A Playdate handheld gaming console on a motorized dock with wheels. Its screen has cartoon eyes. It sits on a white desktop in front of a computer.

Google’s new AI tool Whisk uses images as prompts

Google has yet another AI tool to add to the pile. Whisk is a Google Labs image generator that lets you use an existing image as your prompt. But its output only captures your starter image’s “essence” rather than recreating it with new details. So, it’s better for brainstorming and rapid-fire visualizations than edits of the source image.

The company describes Whisk as “a new type of creative tool.” The input screen starts with a bare-bones interface with inputs for style and subject. This simple introductory interface only lets you choose from three predefined styles: sticker, enamel pin and plushie. I suspect Google found those three allowed for the kind of rough-outline outputs the experimental tool is most ideal for in its current form.

As you can see in the image above, it produced a solid image of a Wilford Brimley plushie. (Google’s terms forbid pictures of celebrities, but Wilford slipped through the gates, Quaker Oats in tow, without alerting the guards.)

Whisk also includes a more advanced editor (found by clicking “Start from scratch” from the main screen). In this mode, you can use text or a source image in three categories: subject, scene and style. There’s also an input bar to add more text for finishing touches. However, in its current form, the advanced controls didn’t produce results that looked anything like my queries.
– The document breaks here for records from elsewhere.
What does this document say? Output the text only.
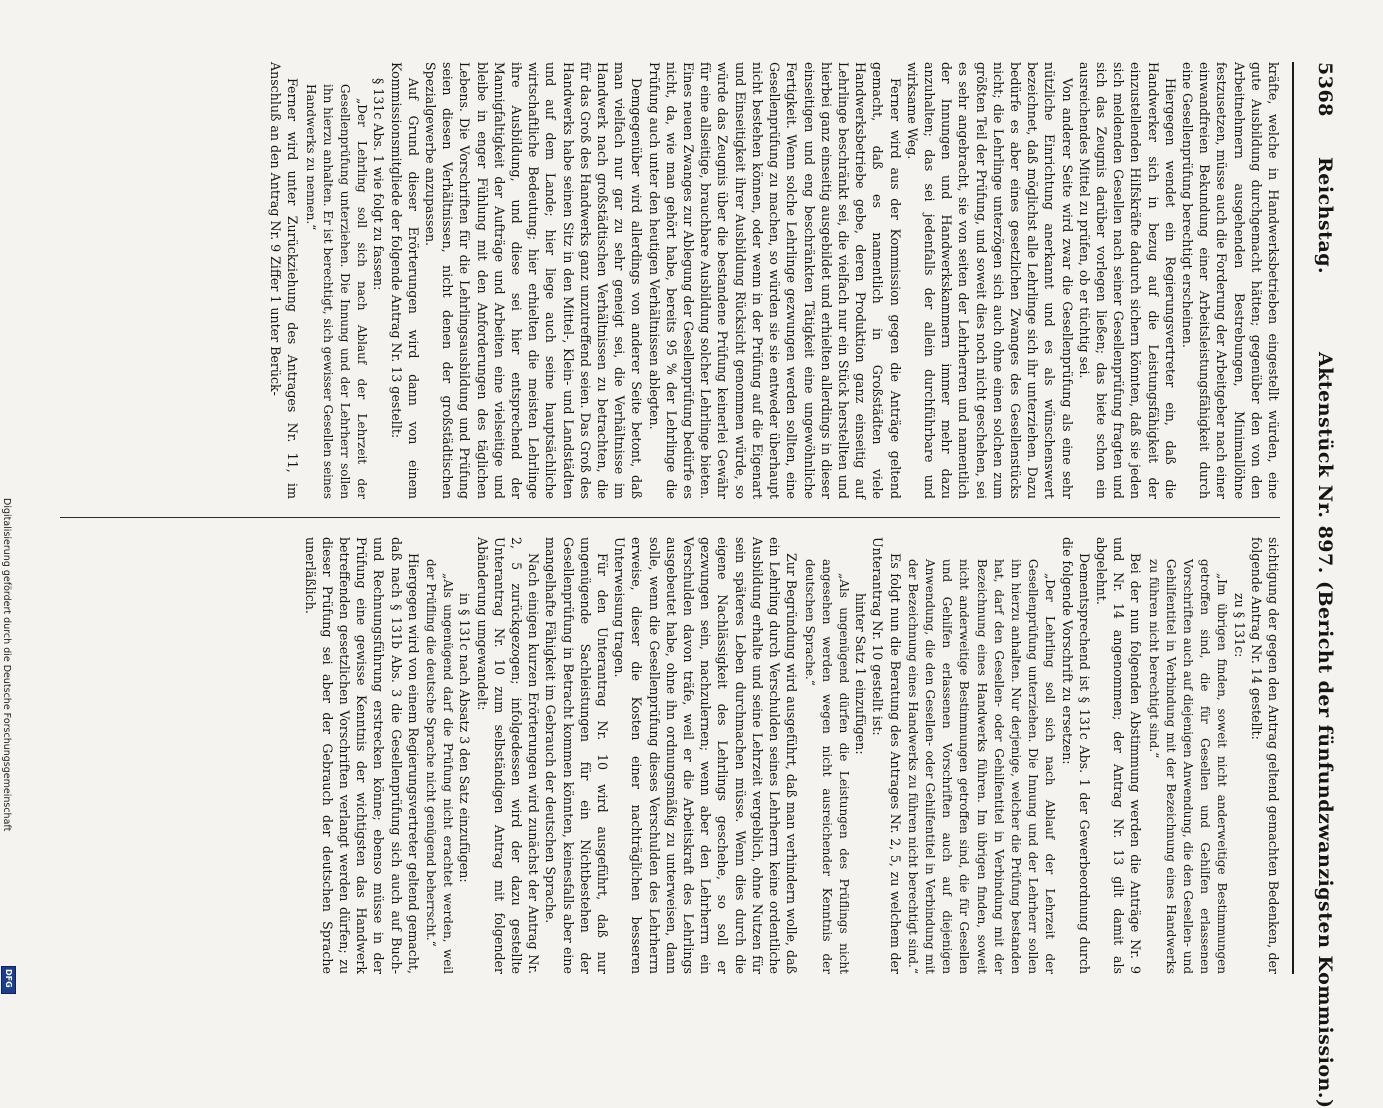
Digitalisierung gefördert durch die Deutsche Forschungsgemeinschaft
DFG
5368
Reichstag.
Aktenstück Nr. 897. (Bericht der fünfundzwanzigsten Kommission.)

kräfte, welche in Handwerksbetrieben eingestellt würden, eine gute Ausbildung durchgemacht hätten; gegenüber den von den Arbeitnehmern ausgehenden Bestrebungen, Minimallöhne festzusetzen, müsse auch die Forderung der Arbeitgeber nach einer einwandfreien Bekundung einer Arbeitsleistungsfähigkeit durch eine Gesellenprüfung berechtigt erscheinen.

Hiergegen wendet ein Regierungsvertreter ein, daß die Handwerker sich in bezug auf die Leistungsfähigkeit der einzustellenden Hilfskräfte dadurch sichern könnten, daß sie jeden sich meldenden Gesellen nach seiner Gesellenprüfung fragten und sich das Zeugnis darüber vorlegen ließen; das biete schon ein ausreichendes Mittel zu prüfen, ob er tüchtig sei.

Von anderer Seite wird zwar die Gesellenprüfung als eine sehr nützliche Einrichtung anerkannt und es als wünschenswert bezeichnet, daß möglichst alle Lehrlinge sich ihr unterziehen. Dazu bedürfe es aber eines gesetzlichen Zwanges des Gesellenstücks nicht; die Lehrlinge unterzögen sich auch ohne einen solchen zum größten Teil der Prüfung, und soweit dies noch nicht geschehen, sei es sehr angebracht, sie von seiten der Lehrherren und namentlich der Innungen und Handwerkskammern immer mehr dazu anzuhalten; das sei jedenfalls der allein durchführbare und wirksame Weg.

Ferner wird aus der Kommission gegen die Anträge geltend gemacht, daß es namentlich in Großstädten viele Handwerksbetriebe gebe, deren Produktion ganz einseitig auf Lehrlinge beschränkt sei, die vielfach nur ein Stück herstellten und hierbei ganz einseitig ausgebildet und erhielten allerdings in dieser einseitigen und eng beschränkten Tätigkeit eine ungewöhnliche Fertigkeit. Wenn solche Lehrlinge gezwungen werden sollten, eine Gesellenprüfung zu machen, so würden sie sie entweder überhaupt nicht bestehen können, oder wenn in der Prüfung auf die Eigenart und Einseitigkeit ihrer Ausbildung Rücksicht genommen würde, so würde das Zeugnis über die bestandene Prüfung keinerlei Gewähr für eine allseitige, brauchbare Ausbildung solcher Lehrlinge bieten. Eines neuen Zwanges zur Ablegung der Gesellenprüfung bedürfe es nicht, da, wie man gehört habe, bereits 95 % der Lehrlinge die Prüfung auch unter den heutigen Verhältnissen ablegten.

Demgegenüber wird allerdings von anderer Seite betont, daß man vielfach nur gar zu sehr geneigt sei, die Verhältnisse im Handwerk nach großstädtischen Verhältnissen zu betrachten, die für das Groß des Handwerks ganz unzutreffend seien. Das Groß des Handwerks habe seinen Sitz in den Mittel-, Klein- und Landstädten und auf dem Lande; hier liege auch seine hauptsächliche wirtschaftliche Bedeutung; hier erhielten die meisten Lehrlinge ihre Ausbildung, und diese sei hier entsprechend der Mannigfaltigkeit der Aufträge und Arbeiten eine vielseitige und bleibe in enger Fühlung mit den Anforderungen des täglichen Lebens. Die Vorschriften für die Lehrlingsausbildung und Prüfung seien diesen Verhältnissen, nicht denen der großstädtischen Spezialgewerbe anzupassen.

Auf Grund dieser Erörterungen wird dann von einem Kommissionsmitgliede der folgende Antrag Nr. 13 gestellt:

§ 131c Abs. 1 wie folgt zu fassen:

„Der Lehrling soll sich nach Ablauf der Lehrzeit der Gesellenprüfung unterziehen. Die Innung und der Lehrherr sollen ihn hierzu anhalten. Er ist berechtigt, sich gewisser Gesellen seines Handwerks zu nennen.“

Ferner wird unter Zurückziehung des Antrages Nr. 11, im Anschluß an den Antrag Nr. 9 Ziffer 1 unter Berück-

sichtigung der gegen den Antrag geltend gemachten Bedenken, der folgende Antrag Nr. 14 gestellt:

zu § 131c:

„Im übrigen finden, soweit nicht anderweitige Bestimmungen getroffen sind, die für Gesellen und Gehilfen erlassenen Vorschriften auch auf diejenigen Anwendung, die den Gesellen- und Gehilfentitel in Verbindung mit der Bezeichnung eines Handwerks zu führen nicht berechtigt sind.“

Bei der nun folgenden Abstimmung werden die Anträge Nr. 9 und Nr. 14 angenommen; der Antrag Nr. 13 gilt damit als abgelehnt.

Dementsprechend ist § 131c Abs. 1 der Gewerbeordnung durch die folgende Vorschrift zu ersetzen:

„Der Lehrling soll sich nach Ablauf der Lehrzeit der Gesellenprüfung unterziehen. Die Innung und der Lehrherr sollen ihn hierzu anhalten. Nur derjenige, welcher die Prüfung bestanden hat, darf den Gesellen- oder Gehilfentitel in Verbindung mit der Bezeichnung eines Handwerks führen. Im übrigen finden, soweit nicht anderweitige Bestimmungen getroffen sind, die für Gesellen und Gehilfen erlassenen Vorschriften auch auf diejenigen Anwendung, die den Gesellen- oder Gehilfentitel in Verbindung mit der Bezeichnung eines Handwerks zu führen nicht berechtigt sind.“

Es folgt nun die Beratung des Antrages Nr. 2, 5, zu welchem der Unterantrag Nr. 10 gestellt ist:

hinter Satz 1 einzufügen:

„Als ungenügend dürfen die Leistungen des Prüflings nicht angesehen werden wegen nicht ausreichender Kenntnis der deutschen Sprache.“

Zur Begründung wird ausgeführt, daß man verhindern wolle, daß ein Lehrling durch Verschulden seines Lehrherrn keine ordentliche Ausbildung erhalte und seine Lehrzeit vergeblich, ohne Nutzen für sein späteres Leben durchmachen müsse. Wenn dies durch die eigene Nachlässigkeit des Lehrlings geschehe, so soll er gezwungen sein, nachzulernen; wenn aber den Lehrherrn ein Verschulden davon träfe, weil er die Arbeitskraft des Lehrlings ausgebeutet habe, ohne ihn ordnungsmäßig zu unterweisen, dann solle, wenn die Gesellenprüfung dieses Verschulden des Lehrherrn erweise, dieser die Kosten einer nachträglichen besseren Unterweisung tragen.

Für den Unterantrag Nr. 10 wird ausgeführt, daß nur ungenügende Sachleistungen für ein Nichtbestehen der Gesellenprüfung in Betracht kommen könnten, keinesfalls aber eine mangelhafte Fähigkeit im Gebrauch der deutschen Sprache.

Nach einigen kurzen Erörterungen wird zunächst der Antrag Nr. 2, 5 zurückgezogen; infolgedessen wird der dazu gestellte Unterantrag Nr. 10 zum selbständigen Antrag mit folgender Abänderung umgewandelt:

in § 131c nach Absatz 3 den Satz einzufügen:

„Als ungenügend darf die Prüfung nicht erachtet werden, weil der Prüfling die deutsche Sprache nicht genügend beherrscht.“

Hiergegen wird von einem Regierungsvertreter geltend gemacht, daß nach § 131b Abs. 3 die Gesellenprüfung sich auch auf Buch- und Rechnungsführung erstrecken könne; ebenso müsse in der Prüfung eine gewisse Kenntnis der wichtigsten das Handwerk betreffenden gesetzlichen Vorschriften verlangt werden dürfen; zu dieser Prüfung sei aber der Gebrauch der deutschen Sprache unerläßlich.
For example, check out my attempt to generate the late Mr. Brimley in a lightbox scene in the style of a walrus plushie image I found online:

Screenshot of an AI generation tool producing images a man who looks a bit like Wilford Brimley.
Google / Screenshot by Will Shanklin for Engadget

Whisk spit out what looks like a vaguely Wilford Brimley-esque actor eating oatmeal inside a lightbox frame. As far as I can tell, that dude is not a plushie. So, it’s clear why Google recommends using the tool more for “rapid visual exploration” and less for production-ready content.

Google acknowledges that Whisk will only draw from “a few key characteristics” of your source image. “For example, the generated subject might have a different height, weight, hairstyle or skin tone,” the company warns.

To understand why, look no further than Google’s description of how Whisk works under the hood. It uses the Gemini language model to write a detailed caption of the source image you upload. It then feeds that description into the Imagen 3 image generator. So, the result is an image based on Gemini’s words about your image — not the source image itself.

Whisk is only available in the US, at least for now. You can try it at the project’s Google Labs site.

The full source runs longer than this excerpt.